Cette décision de la Cour d'Appel de Commerce de Casablanca précise les critères d'évaluation de l'indemnité d'éviction due au preneur. Elle affirme que les dépenses engagées par le locataire pour des améliorations et réparations du local doivent être prises en compte dans le calcul de l'indemnité. Cependant, la Cour exclut explicitement l'indemnisation des préjudices futurs ou hypothétiques, qui ne sont pas suffisamment établis ou certains au moment de l'éviction. Cette approche vise à garantir une juste compensation pour les investissements réels du preneur tout en évitant l'indemnisation de dommages spéculatifs.

Texte

La question soumise à la cour d'appel de commerce portait sur les chefs de préjudice indemnisables au titre d'une indemnité d'éviction commerciale. Le tribunal de commerce avait validé le congé pour reprise personnelle mais avait réduit le montant de l'indemnité proposée par l'expert judiciaire en écartant plusieurs postes de préjudice. L'appelant contestait principalement l'exclusion du coût des travaux d'amélioration, des frais de réinstallation et de la perte de profit. Tout en rappelant que le juge du fond n'est pas lié par les conclusions de l'expert, la cour confirme l'exclusion des indemnités pour perte de profit, jugées incluses dans l'évaluation de la clientèle, et des frais de réinstallation, qualifiés d'hypothétiques.
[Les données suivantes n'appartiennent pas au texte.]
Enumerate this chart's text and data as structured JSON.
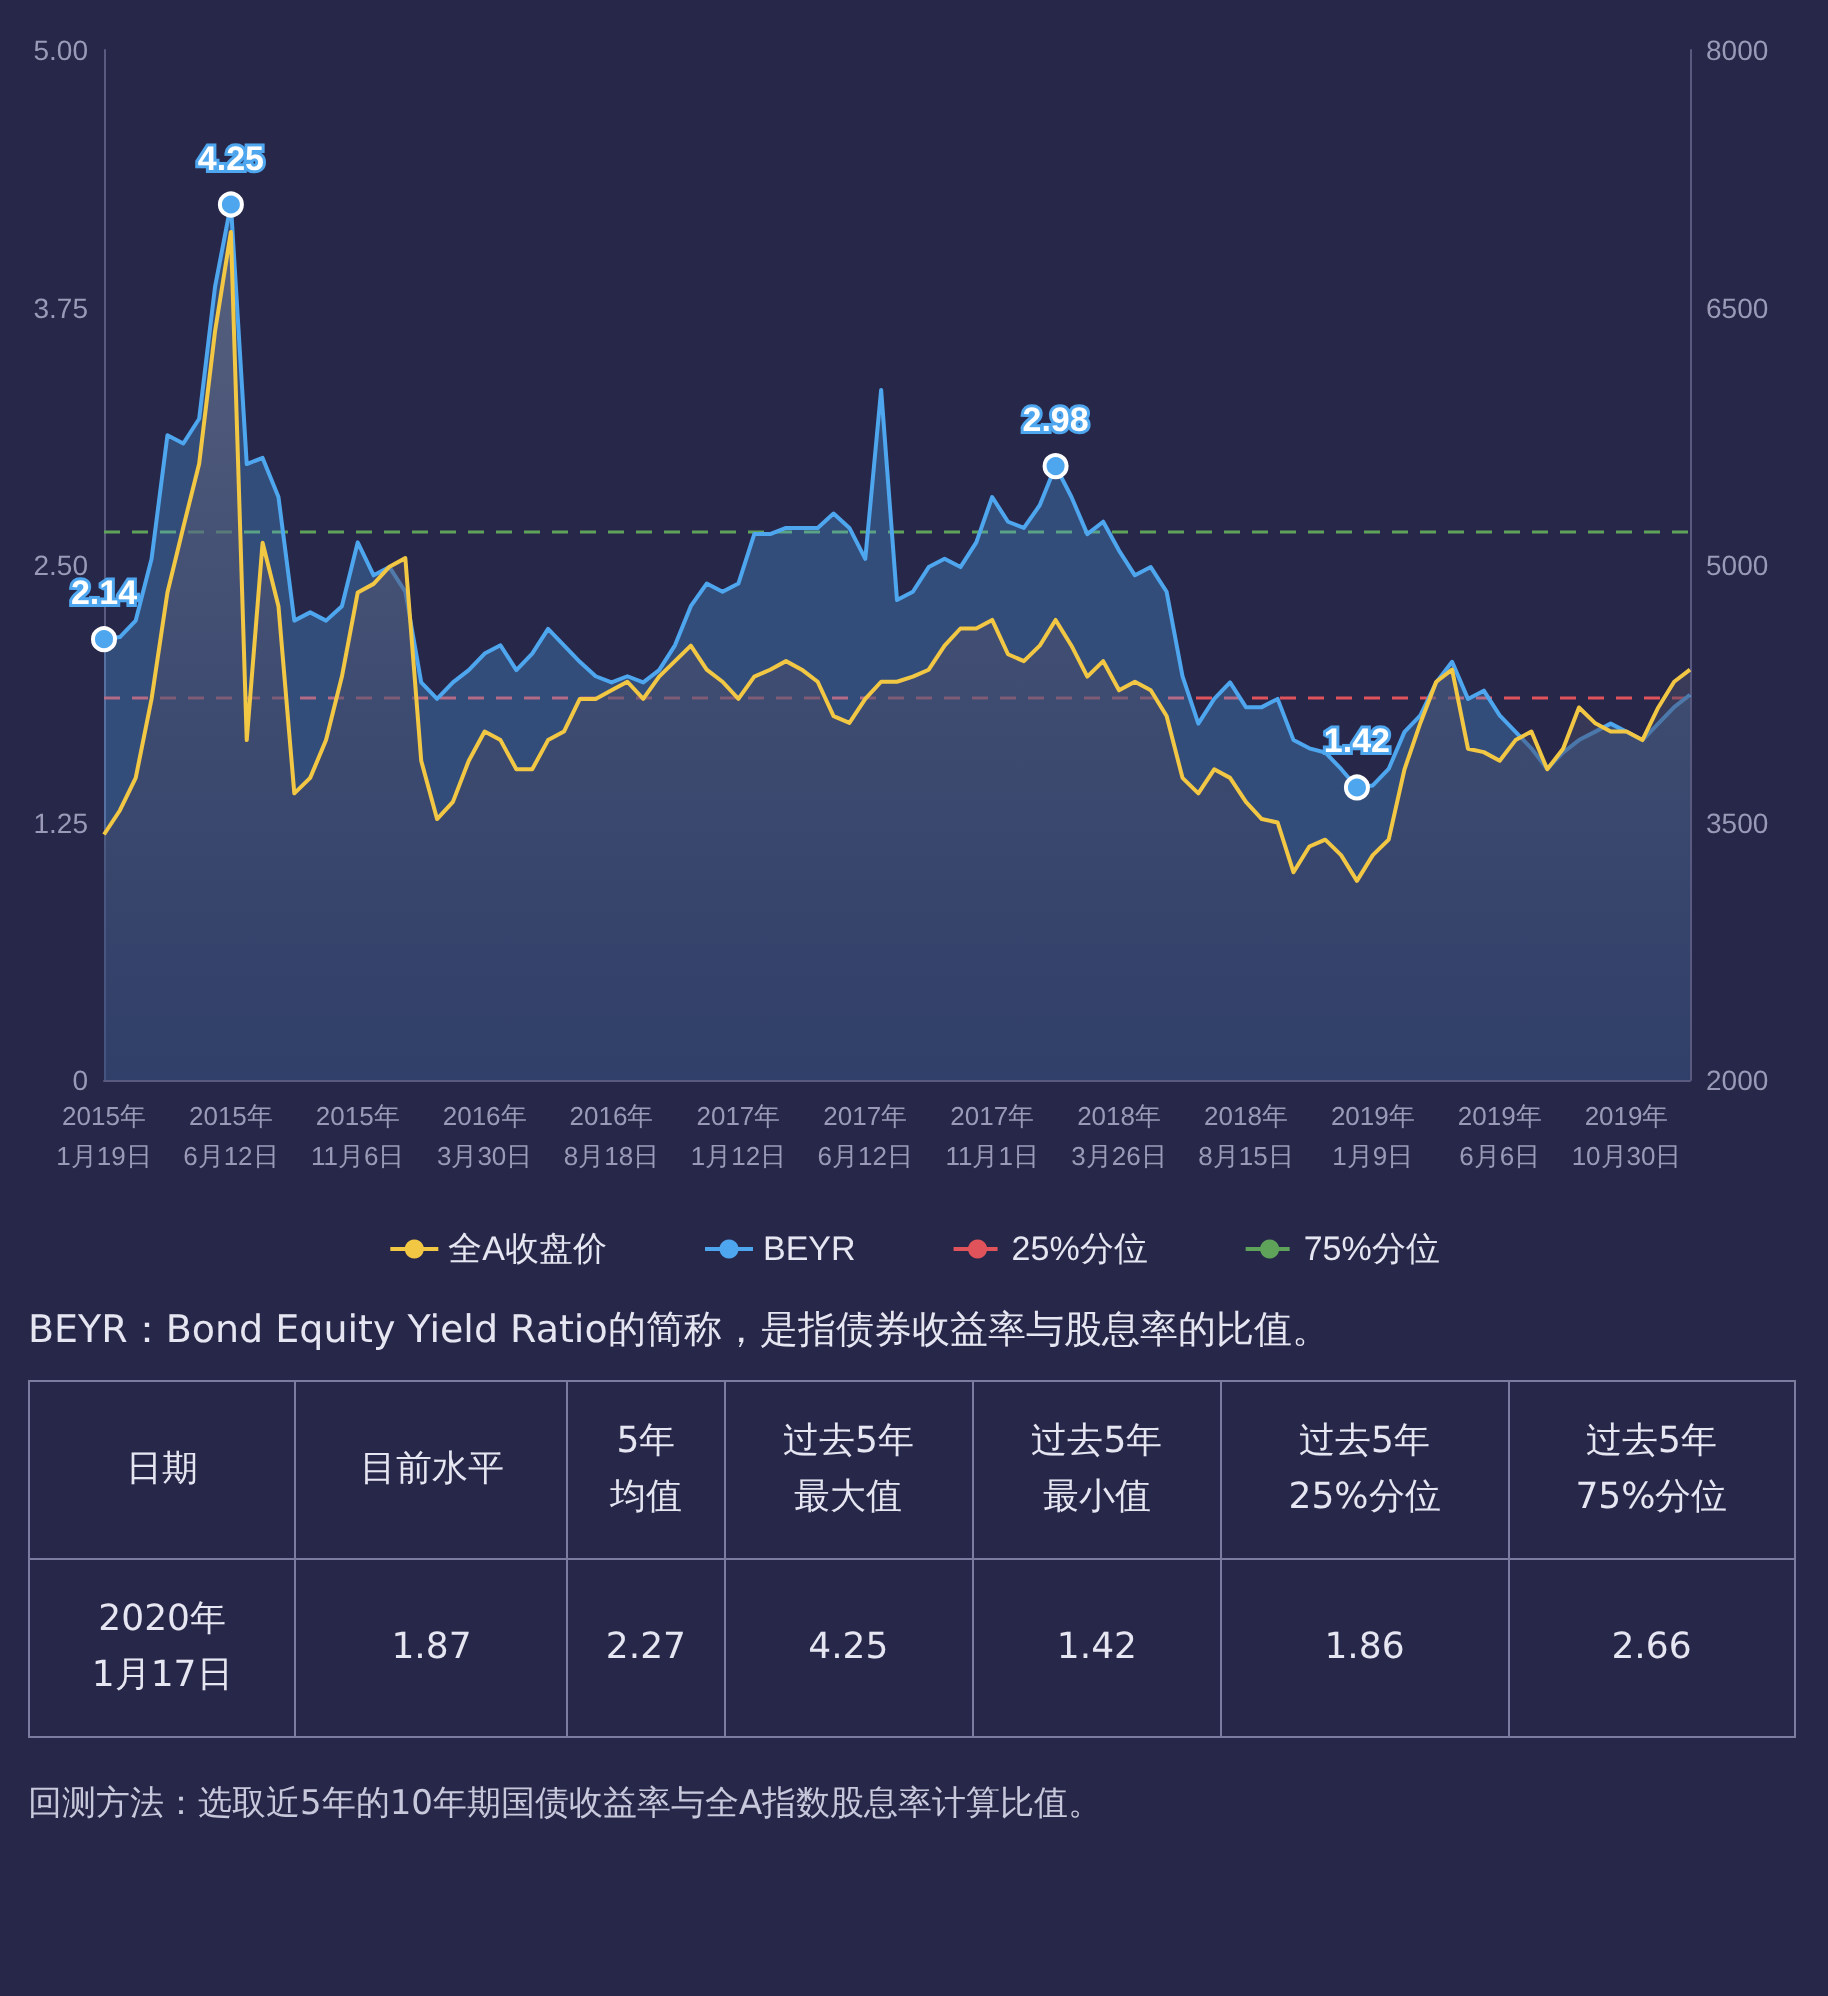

Elle retient en revanche, au visa de l'article 7 de la loi 49-16, que les frais d'amélioration et de réparation constituent un chef de préjudice distinct devant être indemnisé dès lors que leur réalité matérielle est établie, peu important que l'expert les ait évalués de manière forfaitaire. La cour considère que la longue durée d'occupation et les photographies versées au dossier suffisaient à prouver l'existence de ces améliorations dont le bailleur allait bénéficier. Le jugement est par conséquent réformé sur ce seul point, avec une augmentation du montant de l'indemnité d'éviction.